How many years might an HIV vaccine take to develop? “It’s an iterative process,” Gray told Drug Discovery & Development. “We don’t know what we don’t know. So we need to take baby steps and learn from trials, and improve the regimen each time.”
Broadly neutralizing antibodies
Antibodies that adhere to the outer envelope, or protein coat, of HIV can inactivate the virus, and potentially stop infection before it begins. An ideal vaccine would produce antibodies that activate all HIV strains. But antibodies against one strain usually don’t work against others.
In a breakthrough for HIV vaccines, researchers found that some HIV-infected people naturally produce antibodies that are effective in working against many different HIV strains. These antibodies are called broadly neutralizing antibodies (bnAbs). A problem, though, is that these bnAbs form too late, when people are already infected.

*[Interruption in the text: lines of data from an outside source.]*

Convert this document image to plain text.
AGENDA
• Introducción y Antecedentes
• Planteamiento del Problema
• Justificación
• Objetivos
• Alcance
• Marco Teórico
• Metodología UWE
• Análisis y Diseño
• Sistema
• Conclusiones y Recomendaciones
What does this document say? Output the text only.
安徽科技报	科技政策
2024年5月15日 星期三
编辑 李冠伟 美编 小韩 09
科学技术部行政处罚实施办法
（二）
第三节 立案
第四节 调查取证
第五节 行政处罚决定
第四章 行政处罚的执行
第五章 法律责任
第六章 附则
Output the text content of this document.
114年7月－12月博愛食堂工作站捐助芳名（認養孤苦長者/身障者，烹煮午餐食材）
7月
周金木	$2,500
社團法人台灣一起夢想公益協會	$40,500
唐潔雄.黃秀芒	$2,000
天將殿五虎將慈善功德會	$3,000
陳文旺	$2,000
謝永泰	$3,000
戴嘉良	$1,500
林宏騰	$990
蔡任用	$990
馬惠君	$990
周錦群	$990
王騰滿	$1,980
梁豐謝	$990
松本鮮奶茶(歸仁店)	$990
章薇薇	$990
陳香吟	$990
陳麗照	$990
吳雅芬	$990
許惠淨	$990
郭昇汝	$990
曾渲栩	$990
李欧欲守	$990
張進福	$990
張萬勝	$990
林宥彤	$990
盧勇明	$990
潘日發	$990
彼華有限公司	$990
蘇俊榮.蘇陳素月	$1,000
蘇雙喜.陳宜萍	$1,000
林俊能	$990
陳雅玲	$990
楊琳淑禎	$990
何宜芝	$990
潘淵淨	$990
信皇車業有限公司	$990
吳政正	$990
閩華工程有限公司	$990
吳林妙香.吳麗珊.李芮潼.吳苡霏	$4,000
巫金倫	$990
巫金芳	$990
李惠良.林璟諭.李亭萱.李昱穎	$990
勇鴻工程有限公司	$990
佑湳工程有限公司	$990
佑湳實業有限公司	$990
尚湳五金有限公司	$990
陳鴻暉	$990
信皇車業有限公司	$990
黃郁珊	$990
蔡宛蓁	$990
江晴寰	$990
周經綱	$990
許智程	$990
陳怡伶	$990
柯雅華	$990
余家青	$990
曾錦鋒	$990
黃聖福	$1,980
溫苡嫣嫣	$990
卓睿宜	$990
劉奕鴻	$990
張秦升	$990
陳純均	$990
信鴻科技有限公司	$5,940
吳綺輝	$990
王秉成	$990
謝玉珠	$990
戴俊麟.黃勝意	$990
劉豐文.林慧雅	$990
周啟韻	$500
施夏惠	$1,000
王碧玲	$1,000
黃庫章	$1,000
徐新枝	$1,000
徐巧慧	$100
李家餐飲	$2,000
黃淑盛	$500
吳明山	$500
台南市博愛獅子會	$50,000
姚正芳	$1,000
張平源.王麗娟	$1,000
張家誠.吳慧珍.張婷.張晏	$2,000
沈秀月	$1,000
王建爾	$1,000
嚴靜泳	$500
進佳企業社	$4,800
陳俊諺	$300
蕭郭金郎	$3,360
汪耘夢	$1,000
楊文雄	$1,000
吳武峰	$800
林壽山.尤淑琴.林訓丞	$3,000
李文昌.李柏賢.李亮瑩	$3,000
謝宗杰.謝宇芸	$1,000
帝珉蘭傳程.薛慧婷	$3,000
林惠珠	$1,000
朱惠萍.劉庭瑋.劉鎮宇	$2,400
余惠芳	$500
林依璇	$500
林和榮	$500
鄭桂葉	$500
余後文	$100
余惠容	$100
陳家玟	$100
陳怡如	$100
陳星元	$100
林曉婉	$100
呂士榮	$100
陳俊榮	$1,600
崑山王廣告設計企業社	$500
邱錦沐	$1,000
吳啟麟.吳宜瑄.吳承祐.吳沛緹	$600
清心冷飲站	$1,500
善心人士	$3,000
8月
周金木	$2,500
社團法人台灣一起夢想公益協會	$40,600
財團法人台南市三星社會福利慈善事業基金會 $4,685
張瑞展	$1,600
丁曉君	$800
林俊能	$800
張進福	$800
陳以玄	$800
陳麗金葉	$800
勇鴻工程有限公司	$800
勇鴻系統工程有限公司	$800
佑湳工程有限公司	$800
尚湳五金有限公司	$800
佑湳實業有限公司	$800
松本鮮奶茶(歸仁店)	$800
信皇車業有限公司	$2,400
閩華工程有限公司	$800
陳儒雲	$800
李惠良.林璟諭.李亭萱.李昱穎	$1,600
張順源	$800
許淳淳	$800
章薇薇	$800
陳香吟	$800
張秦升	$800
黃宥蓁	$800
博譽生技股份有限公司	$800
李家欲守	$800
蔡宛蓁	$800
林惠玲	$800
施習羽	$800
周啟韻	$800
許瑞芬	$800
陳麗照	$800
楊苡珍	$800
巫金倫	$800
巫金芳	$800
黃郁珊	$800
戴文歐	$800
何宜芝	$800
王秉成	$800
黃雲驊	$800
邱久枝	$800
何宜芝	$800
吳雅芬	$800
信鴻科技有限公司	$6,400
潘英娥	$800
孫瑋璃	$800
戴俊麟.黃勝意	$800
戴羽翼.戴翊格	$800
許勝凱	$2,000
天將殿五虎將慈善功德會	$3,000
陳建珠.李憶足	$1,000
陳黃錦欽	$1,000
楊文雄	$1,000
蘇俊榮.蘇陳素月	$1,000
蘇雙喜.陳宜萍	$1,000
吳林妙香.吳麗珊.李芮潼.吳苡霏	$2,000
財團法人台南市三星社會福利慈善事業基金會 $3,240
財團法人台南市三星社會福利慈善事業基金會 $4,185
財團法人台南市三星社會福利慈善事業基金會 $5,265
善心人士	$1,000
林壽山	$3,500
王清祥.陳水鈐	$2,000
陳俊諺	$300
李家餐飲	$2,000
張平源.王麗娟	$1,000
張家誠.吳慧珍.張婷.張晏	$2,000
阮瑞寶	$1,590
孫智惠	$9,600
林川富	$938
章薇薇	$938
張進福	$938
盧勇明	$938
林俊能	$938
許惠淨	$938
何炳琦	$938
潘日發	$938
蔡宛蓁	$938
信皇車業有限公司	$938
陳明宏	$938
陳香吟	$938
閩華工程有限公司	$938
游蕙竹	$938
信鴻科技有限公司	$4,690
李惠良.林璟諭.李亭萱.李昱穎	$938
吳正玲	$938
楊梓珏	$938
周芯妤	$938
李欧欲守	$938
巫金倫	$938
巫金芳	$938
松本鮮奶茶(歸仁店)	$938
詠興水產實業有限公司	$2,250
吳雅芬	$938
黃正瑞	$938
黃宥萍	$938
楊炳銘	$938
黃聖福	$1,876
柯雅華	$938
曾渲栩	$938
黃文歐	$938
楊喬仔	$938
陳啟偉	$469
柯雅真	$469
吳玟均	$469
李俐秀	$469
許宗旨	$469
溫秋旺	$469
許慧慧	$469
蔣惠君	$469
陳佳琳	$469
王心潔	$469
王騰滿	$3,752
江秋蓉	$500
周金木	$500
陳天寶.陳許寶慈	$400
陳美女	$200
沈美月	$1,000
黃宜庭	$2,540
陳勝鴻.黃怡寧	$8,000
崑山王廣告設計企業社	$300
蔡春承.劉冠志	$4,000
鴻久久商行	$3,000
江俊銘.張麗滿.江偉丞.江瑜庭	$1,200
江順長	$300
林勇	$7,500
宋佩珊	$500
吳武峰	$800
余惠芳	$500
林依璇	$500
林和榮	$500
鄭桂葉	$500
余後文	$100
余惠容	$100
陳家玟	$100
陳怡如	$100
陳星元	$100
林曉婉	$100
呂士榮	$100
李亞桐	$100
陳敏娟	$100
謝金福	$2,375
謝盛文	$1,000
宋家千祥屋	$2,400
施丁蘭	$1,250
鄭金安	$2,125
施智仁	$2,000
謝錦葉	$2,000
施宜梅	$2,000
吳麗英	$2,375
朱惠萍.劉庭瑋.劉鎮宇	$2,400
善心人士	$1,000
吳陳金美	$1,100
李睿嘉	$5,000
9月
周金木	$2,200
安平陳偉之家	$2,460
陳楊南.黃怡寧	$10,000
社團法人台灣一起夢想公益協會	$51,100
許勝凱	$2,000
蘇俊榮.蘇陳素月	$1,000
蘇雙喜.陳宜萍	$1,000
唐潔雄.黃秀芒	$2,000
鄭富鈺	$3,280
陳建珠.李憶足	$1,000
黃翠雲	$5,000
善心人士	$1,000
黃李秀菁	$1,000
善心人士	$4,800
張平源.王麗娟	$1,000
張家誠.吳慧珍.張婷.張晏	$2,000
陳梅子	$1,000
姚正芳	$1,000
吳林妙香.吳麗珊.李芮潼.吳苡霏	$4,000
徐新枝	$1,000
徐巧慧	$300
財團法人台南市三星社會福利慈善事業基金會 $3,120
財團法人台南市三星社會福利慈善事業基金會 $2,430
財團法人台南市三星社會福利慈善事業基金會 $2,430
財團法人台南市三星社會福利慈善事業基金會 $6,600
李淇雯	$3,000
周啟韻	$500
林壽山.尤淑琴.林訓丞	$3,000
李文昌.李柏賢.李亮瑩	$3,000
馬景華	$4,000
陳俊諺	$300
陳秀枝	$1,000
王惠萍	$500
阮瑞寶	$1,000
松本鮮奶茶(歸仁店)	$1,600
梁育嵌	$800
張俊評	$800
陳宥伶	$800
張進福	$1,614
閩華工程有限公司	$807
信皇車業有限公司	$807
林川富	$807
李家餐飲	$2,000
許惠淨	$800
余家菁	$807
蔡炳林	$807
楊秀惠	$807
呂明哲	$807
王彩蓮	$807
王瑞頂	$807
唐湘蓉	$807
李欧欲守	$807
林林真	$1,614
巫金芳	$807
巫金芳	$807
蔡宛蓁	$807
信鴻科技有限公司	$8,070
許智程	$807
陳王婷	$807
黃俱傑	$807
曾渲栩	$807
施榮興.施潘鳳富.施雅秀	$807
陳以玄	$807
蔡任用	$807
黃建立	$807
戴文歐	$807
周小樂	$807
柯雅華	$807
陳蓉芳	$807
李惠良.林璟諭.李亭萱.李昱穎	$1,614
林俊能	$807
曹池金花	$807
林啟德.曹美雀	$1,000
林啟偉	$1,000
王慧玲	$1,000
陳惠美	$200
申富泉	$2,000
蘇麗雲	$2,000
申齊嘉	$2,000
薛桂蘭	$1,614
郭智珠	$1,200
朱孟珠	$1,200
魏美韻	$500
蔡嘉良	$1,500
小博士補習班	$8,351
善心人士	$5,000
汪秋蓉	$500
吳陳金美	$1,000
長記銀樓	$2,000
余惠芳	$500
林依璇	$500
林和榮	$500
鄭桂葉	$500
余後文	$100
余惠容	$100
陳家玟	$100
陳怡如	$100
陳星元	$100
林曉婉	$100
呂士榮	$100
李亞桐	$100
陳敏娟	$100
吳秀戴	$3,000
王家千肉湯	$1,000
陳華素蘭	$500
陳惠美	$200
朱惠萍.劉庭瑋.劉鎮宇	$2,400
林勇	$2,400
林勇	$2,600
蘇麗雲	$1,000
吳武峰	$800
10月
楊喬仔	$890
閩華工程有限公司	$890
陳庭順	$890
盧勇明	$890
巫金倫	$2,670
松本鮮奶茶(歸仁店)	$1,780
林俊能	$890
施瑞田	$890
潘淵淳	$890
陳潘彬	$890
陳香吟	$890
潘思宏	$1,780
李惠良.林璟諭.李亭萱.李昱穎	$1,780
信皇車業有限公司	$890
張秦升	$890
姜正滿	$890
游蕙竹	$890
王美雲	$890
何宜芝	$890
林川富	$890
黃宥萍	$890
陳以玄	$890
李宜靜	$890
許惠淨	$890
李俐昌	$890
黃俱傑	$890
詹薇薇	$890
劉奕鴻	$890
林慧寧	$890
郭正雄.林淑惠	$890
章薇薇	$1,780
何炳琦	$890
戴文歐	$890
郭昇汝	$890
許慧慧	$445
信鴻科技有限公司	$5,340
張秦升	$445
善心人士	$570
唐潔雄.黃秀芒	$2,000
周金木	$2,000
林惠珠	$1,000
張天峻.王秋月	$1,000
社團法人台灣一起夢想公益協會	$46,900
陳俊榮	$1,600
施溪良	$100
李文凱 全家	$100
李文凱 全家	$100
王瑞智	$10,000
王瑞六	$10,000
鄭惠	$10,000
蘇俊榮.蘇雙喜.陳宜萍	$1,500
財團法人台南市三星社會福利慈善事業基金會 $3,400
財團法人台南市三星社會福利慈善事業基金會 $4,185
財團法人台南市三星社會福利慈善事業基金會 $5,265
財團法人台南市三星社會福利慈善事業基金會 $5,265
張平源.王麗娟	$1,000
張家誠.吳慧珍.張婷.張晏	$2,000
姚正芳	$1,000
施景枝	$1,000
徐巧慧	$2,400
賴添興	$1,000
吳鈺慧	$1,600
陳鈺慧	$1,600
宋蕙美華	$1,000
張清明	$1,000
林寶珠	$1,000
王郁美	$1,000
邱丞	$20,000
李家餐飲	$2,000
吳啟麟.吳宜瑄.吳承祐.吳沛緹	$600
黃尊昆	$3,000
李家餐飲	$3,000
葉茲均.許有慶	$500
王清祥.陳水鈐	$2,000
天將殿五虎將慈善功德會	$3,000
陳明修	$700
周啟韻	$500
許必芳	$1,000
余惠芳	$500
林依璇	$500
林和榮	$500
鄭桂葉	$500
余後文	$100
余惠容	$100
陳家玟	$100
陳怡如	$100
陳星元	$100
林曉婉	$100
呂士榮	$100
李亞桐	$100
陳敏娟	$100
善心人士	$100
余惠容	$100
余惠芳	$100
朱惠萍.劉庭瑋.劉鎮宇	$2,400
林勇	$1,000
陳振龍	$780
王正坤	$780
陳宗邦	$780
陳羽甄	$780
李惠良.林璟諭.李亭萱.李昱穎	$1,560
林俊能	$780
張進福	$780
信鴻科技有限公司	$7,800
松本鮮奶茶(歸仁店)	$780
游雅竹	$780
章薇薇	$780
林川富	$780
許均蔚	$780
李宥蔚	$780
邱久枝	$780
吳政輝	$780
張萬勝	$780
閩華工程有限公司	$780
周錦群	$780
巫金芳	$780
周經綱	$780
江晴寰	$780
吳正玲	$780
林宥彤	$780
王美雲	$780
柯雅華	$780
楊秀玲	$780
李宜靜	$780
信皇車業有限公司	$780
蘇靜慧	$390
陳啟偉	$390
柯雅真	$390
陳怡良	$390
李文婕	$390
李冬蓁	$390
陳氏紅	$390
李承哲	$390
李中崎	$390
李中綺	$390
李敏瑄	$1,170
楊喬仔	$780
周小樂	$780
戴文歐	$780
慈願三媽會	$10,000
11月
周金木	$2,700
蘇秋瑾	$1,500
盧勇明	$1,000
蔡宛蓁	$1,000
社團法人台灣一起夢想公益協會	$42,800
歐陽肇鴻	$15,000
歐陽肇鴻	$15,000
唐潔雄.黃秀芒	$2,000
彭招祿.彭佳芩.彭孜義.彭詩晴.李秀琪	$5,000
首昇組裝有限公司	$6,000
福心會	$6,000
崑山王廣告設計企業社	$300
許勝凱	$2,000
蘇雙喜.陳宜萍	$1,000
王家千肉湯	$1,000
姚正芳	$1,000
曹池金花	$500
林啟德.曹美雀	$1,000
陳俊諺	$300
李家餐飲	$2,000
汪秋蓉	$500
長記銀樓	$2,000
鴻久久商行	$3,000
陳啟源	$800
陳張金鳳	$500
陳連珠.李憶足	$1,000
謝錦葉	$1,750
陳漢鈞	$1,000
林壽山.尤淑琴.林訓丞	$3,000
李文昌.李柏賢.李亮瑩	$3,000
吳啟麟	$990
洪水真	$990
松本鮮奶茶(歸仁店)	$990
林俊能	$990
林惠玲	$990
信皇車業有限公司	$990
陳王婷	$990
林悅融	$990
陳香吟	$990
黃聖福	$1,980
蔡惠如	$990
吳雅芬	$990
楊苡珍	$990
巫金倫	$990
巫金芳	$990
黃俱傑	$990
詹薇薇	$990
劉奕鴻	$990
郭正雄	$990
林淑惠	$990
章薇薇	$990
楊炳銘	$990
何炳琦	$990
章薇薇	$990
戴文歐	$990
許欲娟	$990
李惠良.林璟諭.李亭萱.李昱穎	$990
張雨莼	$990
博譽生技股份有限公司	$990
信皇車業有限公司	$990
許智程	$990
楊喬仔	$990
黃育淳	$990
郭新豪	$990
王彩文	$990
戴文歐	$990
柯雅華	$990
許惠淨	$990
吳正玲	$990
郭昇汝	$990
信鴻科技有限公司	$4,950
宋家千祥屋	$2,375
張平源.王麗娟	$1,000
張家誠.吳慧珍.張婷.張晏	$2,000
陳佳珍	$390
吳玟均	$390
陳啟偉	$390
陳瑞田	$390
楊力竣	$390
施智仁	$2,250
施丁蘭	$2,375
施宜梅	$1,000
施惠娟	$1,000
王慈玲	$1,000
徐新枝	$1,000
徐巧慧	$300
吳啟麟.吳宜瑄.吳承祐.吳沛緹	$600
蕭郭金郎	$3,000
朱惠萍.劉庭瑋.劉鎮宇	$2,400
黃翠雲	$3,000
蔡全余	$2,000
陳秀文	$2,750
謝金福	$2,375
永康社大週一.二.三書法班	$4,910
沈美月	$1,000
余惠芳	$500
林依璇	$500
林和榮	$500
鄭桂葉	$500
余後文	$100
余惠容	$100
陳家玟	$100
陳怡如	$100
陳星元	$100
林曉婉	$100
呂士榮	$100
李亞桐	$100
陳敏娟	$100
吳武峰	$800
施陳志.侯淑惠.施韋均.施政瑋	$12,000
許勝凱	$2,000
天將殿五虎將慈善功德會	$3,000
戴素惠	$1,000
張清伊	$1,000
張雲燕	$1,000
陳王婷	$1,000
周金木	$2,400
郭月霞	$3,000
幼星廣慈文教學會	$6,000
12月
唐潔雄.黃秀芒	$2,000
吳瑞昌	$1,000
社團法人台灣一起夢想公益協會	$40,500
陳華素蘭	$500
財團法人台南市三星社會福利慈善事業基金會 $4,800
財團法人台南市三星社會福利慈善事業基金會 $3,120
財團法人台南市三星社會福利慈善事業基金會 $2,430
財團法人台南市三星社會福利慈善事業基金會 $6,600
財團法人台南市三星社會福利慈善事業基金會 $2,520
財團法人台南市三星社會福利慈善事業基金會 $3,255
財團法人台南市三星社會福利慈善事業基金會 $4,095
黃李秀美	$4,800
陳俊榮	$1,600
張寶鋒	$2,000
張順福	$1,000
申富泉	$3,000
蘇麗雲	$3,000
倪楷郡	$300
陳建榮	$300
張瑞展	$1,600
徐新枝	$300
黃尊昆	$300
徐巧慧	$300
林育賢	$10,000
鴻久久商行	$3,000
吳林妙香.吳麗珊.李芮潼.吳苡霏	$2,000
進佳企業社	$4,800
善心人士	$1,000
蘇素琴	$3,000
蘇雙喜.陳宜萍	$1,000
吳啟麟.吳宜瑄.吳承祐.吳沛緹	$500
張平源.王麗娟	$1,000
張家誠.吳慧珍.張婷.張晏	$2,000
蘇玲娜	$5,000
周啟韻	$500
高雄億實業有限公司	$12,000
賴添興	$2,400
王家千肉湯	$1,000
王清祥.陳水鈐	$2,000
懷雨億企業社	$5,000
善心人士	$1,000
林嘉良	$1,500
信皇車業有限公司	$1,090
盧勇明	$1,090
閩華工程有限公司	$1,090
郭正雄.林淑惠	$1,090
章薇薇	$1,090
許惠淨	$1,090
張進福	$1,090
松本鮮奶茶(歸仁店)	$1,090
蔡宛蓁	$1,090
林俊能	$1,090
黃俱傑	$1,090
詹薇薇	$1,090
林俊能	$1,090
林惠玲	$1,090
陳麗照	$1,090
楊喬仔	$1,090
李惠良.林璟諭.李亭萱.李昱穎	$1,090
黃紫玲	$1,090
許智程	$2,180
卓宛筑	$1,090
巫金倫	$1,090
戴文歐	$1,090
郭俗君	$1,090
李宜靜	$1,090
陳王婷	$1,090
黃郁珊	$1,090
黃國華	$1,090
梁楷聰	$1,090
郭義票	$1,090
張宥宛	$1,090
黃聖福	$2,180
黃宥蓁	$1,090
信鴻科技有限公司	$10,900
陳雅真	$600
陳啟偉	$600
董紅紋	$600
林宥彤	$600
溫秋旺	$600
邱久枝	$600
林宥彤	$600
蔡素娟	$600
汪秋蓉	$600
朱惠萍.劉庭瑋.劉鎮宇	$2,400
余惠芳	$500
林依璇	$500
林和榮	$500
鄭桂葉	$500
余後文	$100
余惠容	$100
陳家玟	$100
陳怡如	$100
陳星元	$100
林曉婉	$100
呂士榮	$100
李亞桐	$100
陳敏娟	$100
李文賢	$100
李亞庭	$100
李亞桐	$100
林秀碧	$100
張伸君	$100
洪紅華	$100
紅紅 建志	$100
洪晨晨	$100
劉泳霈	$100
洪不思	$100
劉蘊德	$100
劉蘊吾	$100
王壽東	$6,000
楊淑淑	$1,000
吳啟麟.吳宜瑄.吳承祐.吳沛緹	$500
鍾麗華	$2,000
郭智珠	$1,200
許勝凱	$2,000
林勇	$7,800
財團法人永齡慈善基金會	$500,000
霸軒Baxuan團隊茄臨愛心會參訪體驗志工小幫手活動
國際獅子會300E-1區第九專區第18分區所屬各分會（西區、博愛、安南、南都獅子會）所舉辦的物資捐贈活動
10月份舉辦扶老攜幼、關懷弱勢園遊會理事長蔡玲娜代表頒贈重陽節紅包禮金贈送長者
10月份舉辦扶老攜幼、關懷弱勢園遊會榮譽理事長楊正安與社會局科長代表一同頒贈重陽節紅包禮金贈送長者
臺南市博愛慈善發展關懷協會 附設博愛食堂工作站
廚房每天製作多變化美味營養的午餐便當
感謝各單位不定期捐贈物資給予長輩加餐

However, since bnAbs can be isolated, scientists can learn about their structure and targets. “This is all very good news,” Silvestri told Drug Discovery & Development. “Not enough, of course, but a good solid scientific foundation to build on.” The goal: to develop future vaccines that can generate bnAbs before HIV exposure to block HIV infection.
HVTN 104, a Phase 1 clinical trial, will examine the safety and potential of administering bnAbs via injections, and set the stage for subsequent studies. Next up, would be human trials that show that a vaccine can elicit broadly neutralizing antibodies, particularly antibodies that could be maintained for a long period of time.
A different approach
Most recently, scientists at the Scripps Research Institute in Florida found a new method to blocking HIV—with a compound described by Michael Farzan, Ph.D., infectious disease specialist at the institute, as “a potent entry inhibitor” against the virus. The technique worked in non-human primates. The next step, Farzan said, will be to test the compound in infected non-human primates and later, to potentially begin human trials.